Na Odisseia de Homero, este trecho exemplifica as dificuldades de se resistir às tentações da vida:
“Iniciada a viagem de volta, Odisseu e sua tripulação passaram pelas costas da Sicília, terra das sereias. As sereias eram ninfas marinhas que tinham o poder de enfeitiçar com seu canto todos que o ouvissem, de modo que os infortunados marinheiros sentiam-se irresistivelmente impelidos a correr para elas atirando-se no mar, onde encontravam a morte. Instruído por Circe, Odisseu ordenou que todos tapassem os ouvidos com cera. Curioso em ouvir o canto das sereias, mas não querendo correr perigo, pediu que o amarrassem no mastro, proibindo-os de soltá-lo sob qualquer pretexto, nem que ele próprio pedisse, até terem passado pela ilha. Essas instruções não foram inúteis, pois ao ouvir as doces vozes e as promessas sedutoras das sereias ele ordenou várias vezes que o soltassem; felizmente, os marinheiros não o fizeram. E assim todos conseguiram resistir, embora não facilmente, às tentações do canto das sereias.”
Marshmallows
Um famoso estudo do final dos anos 1960 realizado por Walter Mischel da Universidade de Stanford utilizou marshmallows para avaliar o comportamento de crianças pré-escolares no que diz respeito à gratificação imediata e à gratificação postergada. Se eles resistissem à tentação de comer um marshmallow, seriam recompensados com mais um doce alguns minutos depois. Algumas das crianças resistiram, outras não como pode ser visto no vídeo:
Um acompanhamento com os pais e professores dessas crianças, após alguns anos, revelou que aquelas que souberam aguardar pelo retorno do pesquisador se tornaram jovens mais seguros, decididos e bem-sucedidos. Tal experiência confirmou que pessoas pacientes, que conseguem aguardar os melhores momentos de uma situação para tomar ações, conseguem alcançar o sucesso com mais facilidade do que aquelas que são impulsivas e agem sem pensar.
Mais tarde, em 2011, cientistas fizeram um acompanhamento da pesquisa revisitando algumas das mesmas crianças, hoje adultos.

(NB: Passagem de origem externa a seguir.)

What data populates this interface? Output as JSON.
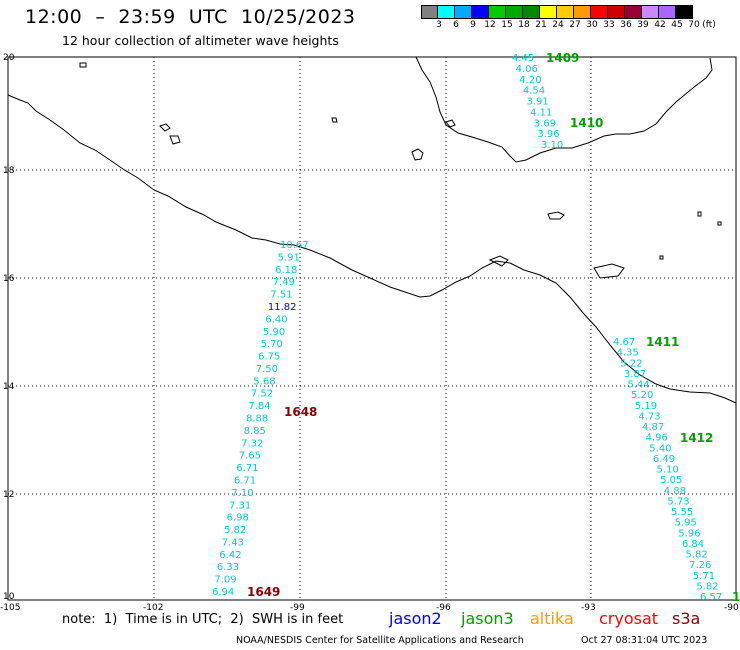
{
  "header": {
    "title": "12:00  –  23:59  UTC  10/25/2023",
    "subtitle": "12 hour collection of altimeter wave heights"
  },
  "legend": {
    "unit": "(ft)",
    "labels": [
      "3",
      "6",
      "9",
      "12",
      "15",
      "18",
      "21",
      "24",
      "27",
      "30",
      "33",
      "36",
      "39",
      "42",
      "45",
      "70"
    ],
    "colors": [
      "#808080",
      "#00ffff",
      "#00aaff",
      "#0000ff",
      "#00cc00",
      "#00aa00",
      "#008800",
      "#ffff00",
      "#ffcc00",
      "#ff9900",
      "#ff0000",
      "#cc0000",
      "#990033",
      "#cc88ff",
      "#aa66ff",
      "#000000"
    ]
  },
  "axes": {
    "lon_ticks": [
      "-105",
      "-102",
      "-99",
      "-96",
      "-93",
      "-90"
    ],
    "lat_ticks": [
      "20",
      "18",
      "16",
      "14",
      "12",
      "10"
    ]
  },
  "passes": [
    {
      "id": "1409",
      "color": "#00a000"
    },
    {
      "id": "1410",
      "color": "#00a000"
    },
    {
      "id": "1411",
      "color": "#00a000"
    },
    {
      "id": "1412",
      "color": "#00a000"
    },
    {
      "id": "1648",
      "color": "#8b0000"
    },
    {
      "id": "1649",
      "color": "#8b0000"
    },
    {
      "id": "1",
      "color": "#00a000"
    }
  ],
  "tracks": {
    "track_1409": [
      "4.45",
      "4.06",
      "4.20",
      "4.54",
      "3.91",
      "4.11",
      "3.69",
      "3.96",
      "3.10"
    ],
    "track_1648": [
      "10.67",
      "5.91",
      "6.18",
      "7.49",
      "7.51",
      "11.82",
      "6.40",
      "5.90",
      "5.70",
      "6.75",
      "7.50",
      "5.68",
      "7.52",
      "7.84",
      "8.88",
      "8.85",
      "7.32",
      "7.65",
      "6.71",
      "6.71",
      "7.10",
      "7.31",
      "6.98",
      "5.82",
      "7.43",
      "6.42",
      "6.33",
      "7.09",
      "6.94"
    ],
    "track_1648_colors": [
      "#00cccc",
      "#00cccc",
      "#00cccc",
      "#00cccc",
      "#00cccc",
      "#0000ff",
      "#00cccc",
      "#00cccc",
      "#00cccc",
      "#00cccc",
      "#00cccc",
      "#00cccc",
      "#00cccc",
      "#00cccc",
      "#00cccc",
      "#00cccc",
      "#00cccc",
      "#00cccc",
      "#00cccc",
      "#00cccc",
      "#00cccc",
      "#00cccc",
      "#00cccc",
      "#00cccc",
      "#00cccc",
      "#00cccc",
      "#00cccc",
      "#00cccc",
      "#00cccc"
    ],
    "track_1411": [
      "4.67",
      "4.35",
      "5.22",
      "3.87",
      "5.44",
      "5.20",
      "5.19",
      "4.73",
      "4.87",
      "4.96",
      "5.40",
      "6.49",
      "5.10",
      "5.05",
      "4.88",
      "5.73",
      "5.55",
      "5.95",
      "5.96",
      "6.84",
      "5.82",
      "7.26",
      "5.71",
      "5.82",
      "6.57"
    ]
  },
  "footer": {
    "note": "note:  1)  Time is in UTC;  2)  SWH is in feet",
    "satellites": {
      "jason2": "jason2",
      "jason3": "jason3",
      "altika": "altika",
      "cryosat": "cryosat",
      "s3a": "s3a"
    },
    "credit": "NOAA/NESDIS Center for Satellite Applications and Research",
    "timestamp": "Oct 27 08:31:04 UTC 2023"
  }
}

O estudo mostrou que as diferenças permanecem: os melhores em adiar a gratificação enquanto crianças continuam assim como adultos, e aqueles que queriam seus doces de imediato eram mais propensos a procurar gratificação instantânea quando adultos.
Além disso, imagens do cérebro mostraram diferenças fundamentais entre os dois grupos em duas áreas: o córtex pré-frontal e o estriado ventral.
“Esta é a primeira vez que localizamos as áreas específicas do cérebro relacionadas com a gratificação postergada. Isto poderia ter grandes implicações no tratamento da obesidade e de vícios”, diz o autor principal do estudo, o Dr. B. J. Casey.
No estudo atual, Casey recrutou 59 adultos que participaram quando crianças do estudo original. Como marshmallows são menos gratificantes para adultos, os pesquisadores realizaram outros testes.
Os resultados mostraram que o córtex pré-frontal do cérebro é mais ativo para quem espera a gratificação, e o estriado ventral, uma área ligada a vícios, era mais ativa em quem deseja gratificação imediata.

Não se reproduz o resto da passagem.